The U.S. Senate is having its Easter Break, and Grassley took the opportunity to visit 30 Iowa communities during that time.
During Grassley’s one hour town hall meeting, he fielded questions such as gun control, illegal immigration and the budget.
One audience member asked about the United Nations small arms treaty.
“If it comes to the U.S. Senate, I’ll vote against it,” Grassley said.
If there would be a vote in the Senate on the treaty, it would not have much of a chance of it being ratified, he added.

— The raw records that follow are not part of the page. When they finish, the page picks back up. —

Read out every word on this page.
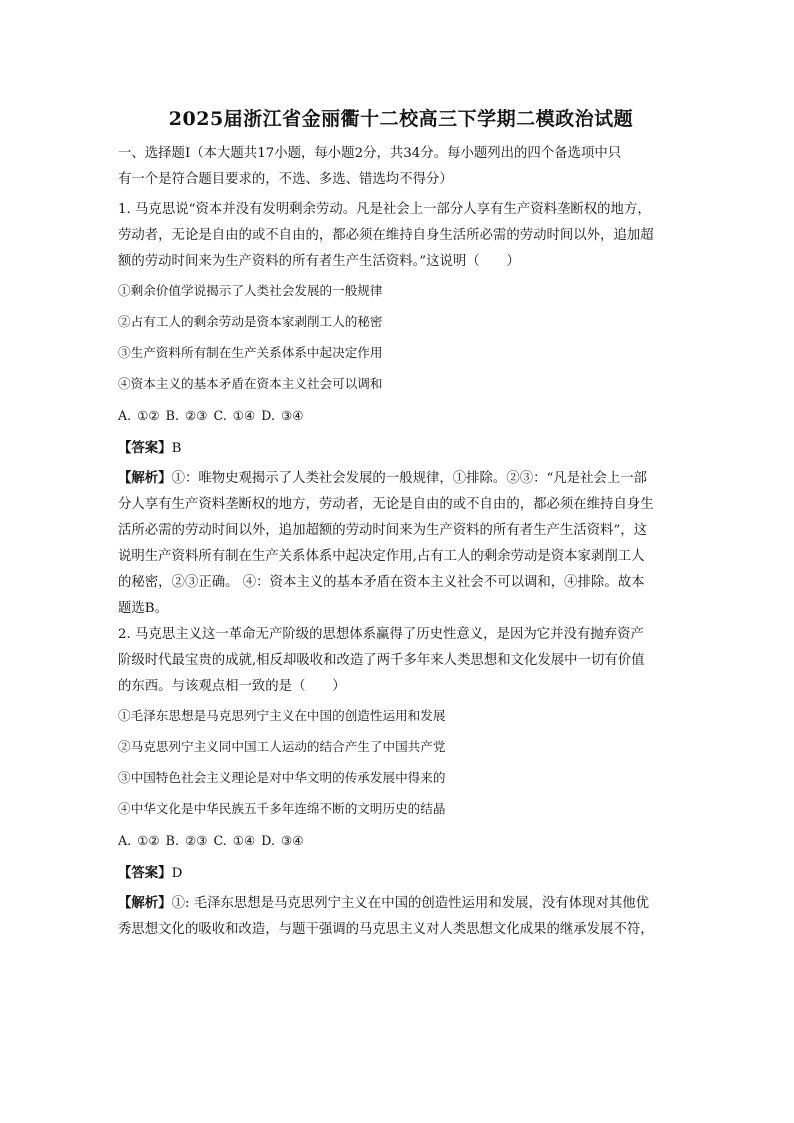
2025届浙江省金丽衢十二校高三下学期二模政治试题

一、选择题Ⅰ（本大题共17小题，每小题2分，共34分。每小题列出的四个备选项中只

有一个是符合题目要求的，不选、多选、错选均不得分）

1. 马克思说“资本并没有发明剩余劳动。凡是社会上一部分人享有生产资料垄断权的地方，

劳动者，无论是自由的或不自由的，都必须在维持自身生活所必需的劳动时间以外，追加超

额的劳动时间来为生产资料的所有者生产生活资料。”这说明（　　）

①剩余价值学说揭示了人类社会发展的一般规律

②占有工人的剩余劳动是资本家剥削工人的秘密

③生产资料所有制在生产关系体系中起决定作用

④资本主义的基本矛盾在资本主义社会可以调和

A. ①② B. ②③ C. ①④ D. ③④

【答案】B

【解析】①：唯物史观揭示了人类社会发展的一般规律，①排除。②③：“凡是社会上一部

分人享有生产资料垄断权的地方，劳动者，无论是自由的或不自由的，都必须在维持自身生

活所必需的劳动时间以外，追加超额的劳动时间来为生产资料的所有者生产生活资料”，这

说明生产资料所有制在生产关系体系中起决定作用,占有工人的剩余劳动是资本家剥削工人

的秘密，②③正确。 ④：资本主义的基本矛盾在资本主义社会不可以调和，④排除。故本

题选B。

2. 马克思主义这一革命无产阶级的思想体系赢得了历史性意义，是因为它并没有抛弃资产

阶级时代最宝贵的成就,相反却吸收和改造了两千多年来人类思想和文化发展中一切有价值

的东西。与该观点相一致的是（　　）

①毛泽东思想是马克思列宁主义在中国的创造性运用和发展

②马克思列宁主义同中国工人运动的结合产生了中国共产党

③中国特色社会主义理论是对中华文明的传承发展中得来的

④中华文化是中华民族五千多年连绵不断的文明历史的结晶

A. ①② B. ②③ C. ①④ D. ③④

【答案】D

【解析】①: 毛泽东思想是马克思列宁主义在中国的创造性运用和发展，没有体现对其他优

秀思想文化的吸收和改造，与题干强调的马克思主义对人类思想文化成果的继承发展不符，
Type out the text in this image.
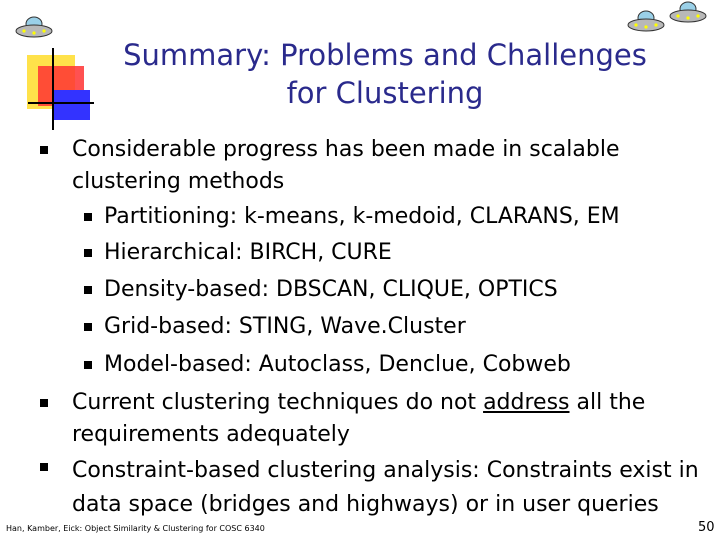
Summary: Problems and Challenges
for Clustering
Considerable progress has been made in scalable
clustering methods
Partitioning: k-means, k-medoid, CLARANS, EM
Hierarchical: BIRCH, CURE
Density-based: DBSCAN, CLIQUE, OPTICS
Grid-based: STING, Wave.Cluster
Model-based: Autoclass, Denclue, Cobweb
Current clustering techniques do not address all the
requirements adequately
Constraint-based clustering analysis: Constraints exist in
data space (bridges and highways) or in user queries
Han, Kamber, Eick: Object Similarity & Clustering for COSC 6340	50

Grassley also talked about an alternative to the Democrat’s gun control bill that he is crafting. Grassley’s bill would include a provision dealing with gun trafficking to prevent another gun fiasco such as Operation Fast and Furious. He also favors additional school safety measures as well.
Grassley also said that he would support a filibuster of a Democratic gun control bill in the Senate.
An audience member asked Grassley about the Department of Homeland Security buying massive amounts of ammunition, so much so that it is becoming scarce in stores.
Grassley said that he has written a letter to the secretary of the Department of Homeland Security on the matter, and when he has a response, Grassley said he will post it on his Web site.
“It does sound like a ridiculous situation,” Grassley said.
Grassley also fielded a question on illegal immigration.
An audience member asked about illegal alien citizenship.
Grassley said such a bill is not ready yet for debate and that he would like to read it before commenting.
Grassley said he supports electronic employment verification and increased penalties for hiring illegal immigrants.
An audience member asked Grassley about the federal budget.
Grassley said the House and Senate each passed a budget proposal about two weeks ago.
The House version called for no tax increases to balance the budget and spending $41 trillion over the next 10 years. On the other hand, the Senate version called for a $1 trillion tax increase and spending $47 trillion over the next 10 years without balancing the budget.
Grassley said he supported the House budget version that was offered as an amendment to the Senate bill.